I then prepare to do battle which, for me, means a trip to the grocery store to stock our pantry. Everything I don't usually buy, I do. With a sick child who doesn't have an appetite, I don't care what he eats as long as he eats. So things like popsicles, ice cream sandwiches, and Kraft macaroni and cheese (not the regular kind, mind you, but the Sponge Bob kind) make it into my shopping cart along with jello, applesauce, and ingredients for a variety of soups. For good measure, I also pick up a big jug of Mr. Bubbles because nothing is more soothing and relaxing than a good bubble bath (my ultimate secret weapon with all illnesses).

Later that night we're all sitting in the family room watching the season finale of The Amazing Race, and during a commercial Nicholas and Jonathan give Timothy some orders.

"Five feet. That's how far you need to stay away from me," reminds Nicholas.

"Don't get your flu germs all over the Wii," says Jonathan. "Don't use the purple controller. Don't use the black controller."

Well, we only have a purple and black controller, and Timothy opens his mouth to say something. I have a feeling it's not something good, so I intervene.

"Timothy, don't listen to your brothers. You'll be home without them, and you can do whatever you want. You can even go roll around in their beds and breathe on their pillows."

"Mom!" yell the older boys.

But Timothy can hold his own because a few commercials later he stands in front of Nicholas and asks him if this is five feet. When Nicholas says yes, Timothy takes a giant step forward.

"Four feet," he says with a grin.
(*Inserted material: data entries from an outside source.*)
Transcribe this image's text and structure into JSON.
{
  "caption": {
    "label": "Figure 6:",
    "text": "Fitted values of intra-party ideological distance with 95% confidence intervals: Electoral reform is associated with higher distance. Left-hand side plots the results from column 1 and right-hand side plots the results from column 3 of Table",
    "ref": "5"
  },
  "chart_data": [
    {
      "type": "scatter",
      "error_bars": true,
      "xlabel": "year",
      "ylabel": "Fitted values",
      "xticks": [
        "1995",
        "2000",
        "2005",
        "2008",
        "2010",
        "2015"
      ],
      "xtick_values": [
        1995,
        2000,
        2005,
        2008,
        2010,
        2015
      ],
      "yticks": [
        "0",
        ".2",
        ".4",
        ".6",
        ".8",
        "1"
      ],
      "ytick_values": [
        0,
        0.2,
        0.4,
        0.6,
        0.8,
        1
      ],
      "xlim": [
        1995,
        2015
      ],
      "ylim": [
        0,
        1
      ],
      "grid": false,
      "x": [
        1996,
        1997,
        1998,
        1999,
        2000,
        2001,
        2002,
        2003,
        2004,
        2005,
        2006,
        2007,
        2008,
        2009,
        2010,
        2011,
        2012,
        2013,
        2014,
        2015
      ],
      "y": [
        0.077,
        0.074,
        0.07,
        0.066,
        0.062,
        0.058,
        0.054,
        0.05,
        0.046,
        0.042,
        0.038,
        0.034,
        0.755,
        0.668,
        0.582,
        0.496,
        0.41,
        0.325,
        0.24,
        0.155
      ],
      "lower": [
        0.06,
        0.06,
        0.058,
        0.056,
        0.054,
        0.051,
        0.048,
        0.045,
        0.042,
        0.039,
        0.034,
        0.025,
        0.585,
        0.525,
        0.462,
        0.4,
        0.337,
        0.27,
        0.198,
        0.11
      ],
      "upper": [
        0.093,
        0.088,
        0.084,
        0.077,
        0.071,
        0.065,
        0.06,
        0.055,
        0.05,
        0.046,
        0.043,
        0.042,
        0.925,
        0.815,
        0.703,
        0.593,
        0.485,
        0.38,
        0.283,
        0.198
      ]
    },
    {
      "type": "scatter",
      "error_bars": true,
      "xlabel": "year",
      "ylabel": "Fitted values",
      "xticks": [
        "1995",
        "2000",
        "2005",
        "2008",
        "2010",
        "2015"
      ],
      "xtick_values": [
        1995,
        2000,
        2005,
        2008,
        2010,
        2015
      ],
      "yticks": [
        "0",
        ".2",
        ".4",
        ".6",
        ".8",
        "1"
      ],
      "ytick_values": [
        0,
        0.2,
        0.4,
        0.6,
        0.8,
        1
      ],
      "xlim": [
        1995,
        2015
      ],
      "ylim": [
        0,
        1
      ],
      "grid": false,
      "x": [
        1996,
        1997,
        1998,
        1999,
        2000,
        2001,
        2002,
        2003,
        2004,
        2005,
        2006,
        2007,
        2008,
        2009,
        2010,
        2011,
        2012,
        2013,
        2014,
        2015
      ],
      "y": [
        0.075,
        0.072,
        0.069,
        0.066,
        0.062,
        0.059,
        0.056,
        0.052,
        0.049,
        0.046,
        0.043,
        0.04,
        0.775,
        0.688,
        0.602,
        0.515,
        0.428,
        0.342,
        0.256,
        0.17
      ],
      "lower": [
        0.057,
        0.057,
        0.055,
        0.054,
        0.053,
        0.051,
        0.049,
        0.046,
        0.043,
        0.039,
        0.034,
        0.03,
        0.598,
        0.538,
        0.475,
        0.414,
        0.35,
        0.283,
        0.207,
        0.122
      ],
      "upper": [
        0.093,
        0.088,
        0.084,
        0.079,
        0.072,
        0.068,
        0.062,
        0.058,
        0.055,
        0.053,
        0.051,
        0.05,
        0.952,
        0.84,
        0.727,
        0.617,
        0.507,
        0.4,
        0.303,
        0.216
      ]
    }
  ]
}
He takes another step. "And now it's three feet."

This time Dad intervenes.

For someone who is supposed to be sick, and who looks like death warmed over, Timothy is not going to let some silly flu bug stop him from having fun. He sets up Star Wars Monopoly on the kitchen table so we can play all day (guess who is included in that we?), he places Scrabble Junior and Guess Who? next to the couch, and the Lego bins are ready and waiting.

Something tells me this is going to be a long week ...

and I am thinking that I just may have to keep Mr. Bubbles for myself.


tiziana said...

Caro, caro piccolo Timothy, come vorrei anch'io essere lì con te questo weekend per giocare a Star Wars Monopoly, Scrabble o Lego. Per fortuna hai una mamma bravissima che starà con te tante, tante ore.
Auguri piccolo Timothy, speriamo che l'influenza ti passi presto. Devi dire ai tuoi fratelloni che quando staranno male, dovranno starti lontano 4 passi e che i loro passi sono molto più grandi dei tuoi.
Un bacino.

Miss Stewart and Students said...

What was that commercial from our youth? "Mr. Bubbles, take me away?" Oh wait, it was Calgon. (You might be too young to remember...)

I'm glad he was feeling good enough to give as good as he got!

Jenna Walker Cremeans said...

I love that your little guy had the gumption to stand up for himself! :) And only the best moms buy fun macaroni and bubble bath for their kids when they are sick!